Most recently, Alexandria held a two year position as Curator for Illinois Humanities' city-wide initiative, Envisioning Justice— which examined how incarceration affects Chicago communities and interrogated the failures of our criminal justice system. Her growing concerns in justice, liberation models, and poetry are best exemplified in her writing, study of Africa and its diaspora’s contributions to cloth histories, and her involvement as co-founder of Black surrealist collective, ‘du monde noir.’
As an artist, Alexandria draws from history, personal experience, and her own imagination to deepen her connectivity to the natural world. Her practice is often driven by memories, whether lived or dreamt, and surrealist activity across the diaspora— spanning from West Africa, the Caribbean, to her native city in Chicago. Her work has been presented at Public Space One in Iowa City, Poets House in New York, the Camargo Foundation in Cassis, France, Casa Rosada in Salvador, Brazil, and Contemporary Art Center in New Orleans, among others. Her writing has been published by the University of Chicago Press, Candor Arts, Terremoto Magazine, and Green Lantern Press.
Alexandria is an Emerging Artist Fellow with the Driehaus Museum (2020); a recipient of the 3Arts Award (2016); and Newcity Breakout Artist (2015).

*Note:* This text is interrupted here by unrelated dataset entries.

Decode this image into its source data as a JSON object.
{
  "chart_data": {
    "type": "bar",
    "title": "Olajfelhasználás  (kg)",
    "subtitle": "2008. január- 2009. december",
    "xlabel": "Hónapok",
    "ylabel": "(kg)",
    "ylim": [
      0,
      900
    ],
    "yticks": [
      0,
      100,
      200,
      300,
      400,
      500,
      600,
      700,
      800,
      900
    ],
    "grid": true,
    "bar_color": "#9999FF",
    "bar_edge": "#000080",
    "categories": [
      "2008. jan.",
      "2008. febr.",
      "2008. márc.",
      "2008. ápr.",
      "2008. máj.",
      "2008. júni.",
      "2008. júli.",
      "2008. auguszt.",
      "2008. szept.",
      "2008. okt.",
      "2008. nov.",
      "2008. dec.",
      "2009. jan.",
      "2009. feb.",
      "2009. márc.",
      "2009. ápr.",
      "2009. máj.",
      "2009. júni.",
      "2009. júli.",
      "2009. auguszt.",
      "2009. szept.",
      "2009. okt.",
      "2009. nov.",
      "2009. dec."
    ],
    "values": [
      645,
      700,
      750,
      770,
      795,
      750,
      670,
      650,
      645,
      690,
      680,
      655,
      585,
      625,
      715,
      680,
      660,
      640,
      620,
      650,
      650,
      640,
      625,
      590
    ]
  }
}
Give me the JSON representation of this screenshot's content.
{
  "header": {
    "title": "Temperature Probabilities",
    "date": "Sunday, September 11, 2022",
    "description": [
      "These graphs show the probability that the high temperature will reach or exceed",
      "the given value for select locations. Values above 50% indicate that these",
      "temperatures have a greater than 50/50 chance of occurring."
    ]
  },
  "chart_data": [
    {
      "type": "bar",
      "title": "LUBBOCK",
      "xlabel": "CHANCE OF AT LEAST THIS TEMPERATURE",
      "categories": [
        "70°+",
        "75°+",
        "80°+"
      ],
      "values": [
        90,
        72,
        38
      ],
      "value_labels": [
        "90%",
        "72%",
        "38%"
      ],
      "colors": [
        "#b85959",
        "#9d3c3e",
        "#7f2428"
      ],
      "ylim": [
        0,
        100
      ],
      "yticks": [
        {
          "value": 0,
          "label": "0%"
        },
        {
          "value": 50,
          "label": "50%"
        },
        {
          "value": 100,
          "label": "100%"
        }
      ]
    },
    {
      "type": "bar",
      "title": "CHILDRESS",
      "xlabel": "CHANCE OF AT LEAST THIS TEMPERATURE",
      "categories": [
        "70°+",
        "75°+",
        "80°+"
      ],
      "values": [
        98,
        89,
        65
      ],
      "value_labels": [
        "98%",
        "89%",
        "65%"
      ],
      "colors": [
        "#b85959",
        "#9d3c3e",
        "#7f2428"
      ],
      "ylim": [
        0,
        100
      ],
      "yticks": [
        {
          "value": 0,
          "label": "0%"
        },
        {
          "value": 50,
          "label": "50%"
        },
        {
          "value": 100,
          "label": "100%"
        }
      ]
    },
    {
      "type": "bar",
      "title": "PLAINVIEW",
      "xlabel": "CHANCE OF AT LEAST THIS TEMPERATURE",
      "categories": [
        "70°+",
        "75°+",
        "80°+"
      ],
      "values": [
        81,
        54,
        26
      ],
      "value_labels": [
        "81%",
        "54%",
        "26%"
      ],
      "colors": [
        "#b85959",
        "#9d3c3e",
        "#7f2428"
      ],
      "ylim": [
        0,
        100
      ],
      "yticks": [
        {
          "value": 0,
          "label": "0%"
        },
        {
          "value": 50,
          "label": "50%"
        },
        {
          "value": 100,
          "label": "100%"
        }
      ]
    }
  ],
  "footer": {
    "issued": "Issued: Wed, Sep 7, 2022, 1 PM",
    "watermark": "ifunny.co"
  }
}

She is also a current lecturer at the School of the Art Institute of Chicago in the Department of Fiber & Material Studies.
Personal Statement
I believe that fibers and our attachment to materials are like vessels— they hold invaluable pieces of information, like an inscribed memory… or perhaps more like DNA. My work is an obsession with those memories, whether it be embodied, lived, or dreamt. I am frequently cross-examining my understanding of the natural world through sensory-driven concerns, often with a burning and enraged desire to fully interrogate the ancestral histories and traditions that were both stolen and kept secret from me.
My artwork serves as a watery release. The materials that I work with feathers, obsidian, indigo dye, cowrie shells, dried flowers, cotton, linen, fishing nets, all charge these waters. They speak to me and share how long they’ve been traveling. Their textures tell me where they’ve been. Sometimes depending on the color, I can feel what they’re feeling, too. Though I find the conversations with these materials and their histories to be both gratifying and maddening, they help bring my artworks: sculptures, textiles, props, and installations through their beginnings and endings. More typically than not, the work is in some form of opposition with one another— bound by a sort of meeting at a crossroads. But it is they, the materials, which function as the ultimate compass. They guide me through new chapters as old chapters come to a close. While yes indeed, I am the captain of my own ship, sometimes their guidance directs me to demanding and unforeseen currents.
My most recent tide has brought me closer to the shores of West Africa, home as my father knows it. Studying his country, the artwork, garments, rituals, and performances, I have found home in the Igbo people’s use of dualism, the Leopard Man’s spiral, the body patterns of uli, love letters as chalk drawings, the blue-pigmented textiles of the Yoruba and their orishas which remind us of Nature’s ordered chaos and our intertwined connection to it. This is the Marvelous. Suddenly an entirely fantastical world awaits before me. I feel like a child lost in rhythmic dance and these sandy waters are ones my curiosity can’t resist.”